Plans that are not ERISA-qualified do not offer the same level of protection when it comes to creditors, bankruptcy and lawsuits. Common types of non-ERISA retirement accounts include IRAs (traditional and Roth), simplified employee pension plans (SEPs), SIMPLE IRAs, Keogh Plans, 403(b) plans, government plans, church plans and plans that don't benefit employees (employer-only plans).

Although IRAs are not ERISA-qualified, the funds are protected under a separate law – the Bankruptcy Abuse Prevention and Consumer Protection Act of 2005 – but only if you file for bankruptcy. Depending on the state you live in, your IRA and other non-ERISA plans may – or may not – be protected from creditors. Some states shield IRAs in nearly all instances, for example, while others offer only limited protection. (For more, see Bankruptcy Protection for Your Accounts.)
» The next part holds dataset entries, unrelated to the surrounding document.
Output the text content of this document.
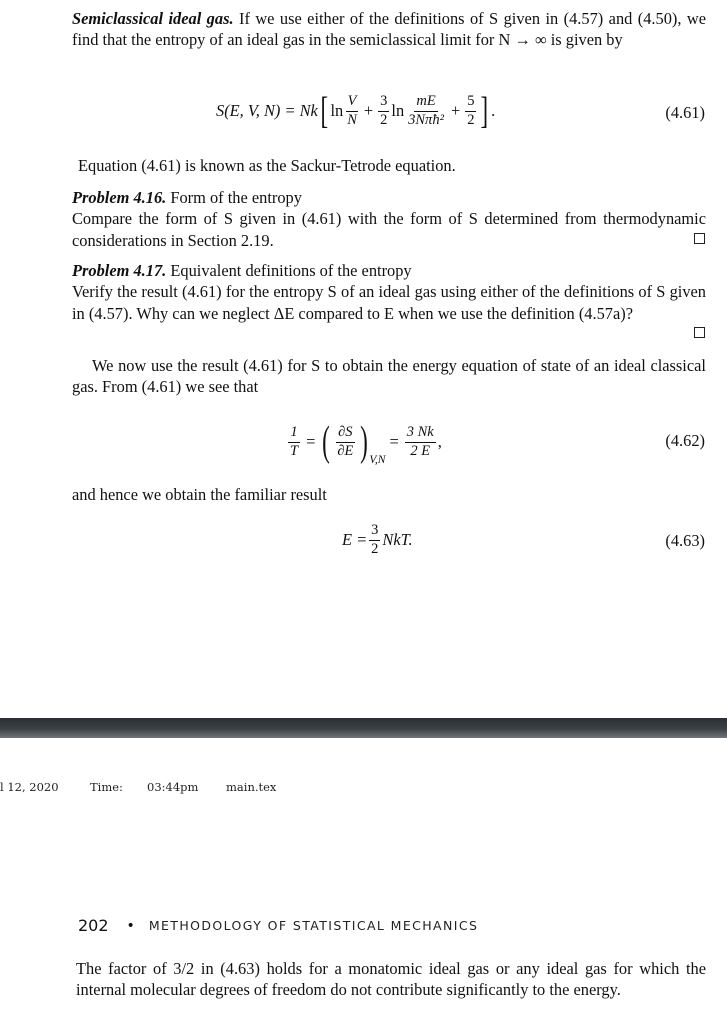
Semiclassical ideal gas. If we use either of the definitions of S given in (4.57) and (4.50), we find that the entropy of an ideal gas in the semiclassical limit for N → ∞ is given by

S(E, V, N) = Nk [ $\ln \frac{V}{N} + \frac{3}{2}$ $\ln \frac{mE}{\text{3Nπħ²}} + \frac{5}{2}$ ] .	(4.61)

Equation (4.61) is known as the Sackur-Tetrode equation.

Problem 4.16. Form of the entropy
Compare the form of S given in (4.61) with the form of S determined from thermodynamic considerations in Section 2.19.

Problem 4.17. Equivalent definitions of the entropy
Verify the result (4.61) for the entropy S of an ideal gas using either of the definitions of S given in (4.57). Why can we neglect ΔE compared to E when we use the definition (4.57a)?

We now use the result (4.61) for S to obtain the energy equation of state of an ideal classical gas. From (4.61) we see that

$\frac{1}{T}$ = ( $\frac{\partial S}{\partial E}$ ) V,N
= $\frac{3 Nk}{2 E}$ ,	(4.62)

and hence we obtain the familiar result

$E = \frac{3}{2}$ NkT.	(4.63)
l 12, 2020	Time: 03:44pm main.tex
202 • METHODOLOGY OF STATISTICAL MECHANICS

The factor of 3/2 in (4.63) holds for a monatomic ideal gas or any ideal gas for which the internal molecular degrees of freedom do not contribute significantly to the energy.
The Power of the Anti-Alienation Clause

An important feature of ERISA-qualified plans – such as 401(k)s – is the anti-alienation clause, which states that funds deposited in a qualified retirement plan are held by the plan administrator for the benefit of plan participants, and participants cannot freely sell, transfer or give them away. The clause also states that your rights to the benefits can't be taken away, which effectively prevents creditors from getting your plan. The funds are not legally yours until you withdraw them as income during retirement, so they can't be used to satisfy personal debts.
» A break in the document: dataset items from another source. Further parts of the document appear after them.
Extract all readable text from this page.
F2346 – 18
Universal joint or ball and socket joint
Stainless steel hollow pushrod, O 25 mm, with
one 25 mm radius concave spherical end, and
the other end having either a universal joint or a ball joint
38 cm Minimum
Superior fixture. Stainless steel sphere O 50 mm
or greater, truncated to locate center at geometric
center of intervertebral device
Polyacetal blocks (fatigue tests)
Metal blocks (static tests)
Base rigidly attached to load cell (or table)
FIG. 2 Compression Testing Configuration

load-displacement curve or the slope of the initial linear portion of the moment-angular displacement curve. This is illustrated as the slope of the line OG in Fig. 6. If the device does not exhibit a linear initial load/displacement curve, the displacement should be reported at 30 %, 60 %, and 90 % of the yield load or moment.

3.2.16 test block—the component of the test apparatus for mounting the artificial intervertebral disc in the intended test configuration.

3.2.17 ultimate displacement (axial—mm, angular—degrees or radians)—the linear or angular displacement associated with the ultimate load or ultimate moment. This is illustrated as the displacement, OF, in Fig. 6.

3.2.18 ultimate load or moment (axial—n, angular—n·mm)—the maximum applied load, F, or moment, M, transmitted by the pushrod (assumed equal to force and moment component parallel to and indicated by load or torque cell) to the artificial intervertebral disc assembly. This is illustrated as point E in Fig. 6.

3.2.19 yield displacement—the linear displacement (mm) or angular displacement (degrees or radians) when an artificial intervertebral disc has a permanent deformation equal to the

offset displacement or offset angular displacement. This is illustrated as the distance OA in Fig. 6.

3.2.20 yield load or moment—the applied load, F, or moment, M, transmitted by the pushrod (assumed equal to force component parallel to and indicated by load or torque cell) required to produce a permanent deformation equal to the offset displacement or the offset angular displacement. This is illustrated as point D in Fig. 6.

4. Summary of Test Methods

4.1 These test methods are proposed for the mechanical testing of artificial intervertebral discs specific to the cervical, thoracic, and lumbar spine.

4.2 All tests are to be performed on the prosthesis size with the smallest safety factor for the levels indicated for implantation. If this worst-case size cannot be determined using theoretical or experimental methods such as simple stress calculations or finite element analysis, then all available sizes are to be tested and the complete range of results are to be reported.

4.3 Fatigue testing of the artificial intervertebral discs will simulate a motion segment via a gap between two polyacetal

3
Exceptions: When Protected Plans Are Vulnerable

ERISA-qualified plans may be at risk under certain circumstances and can be seized by:

  • Your ex-spouse, under a qualified domestic relations order (QDRO), to the extent of your ex-spouse's interest in the benefits as a marital asset or as part of child support (see Divorcing? The Right Way to Split Retirement Plans for details)
  • The IRS, for federal income tax debts
  • The federal government, for criminal fines and penalties
  • Civil or criminal judgments, in cases of your own wrongdoing against the plan
The Bottom Line

While many employer-sponsored retirement accounts – including most 401(k)s – are protected against creditors, that's not always the case. If you have questions about your plan – and whether or not it is ERISA-qualified – speak with its administrator. (For more, see Build a Wall Around Your Assets.)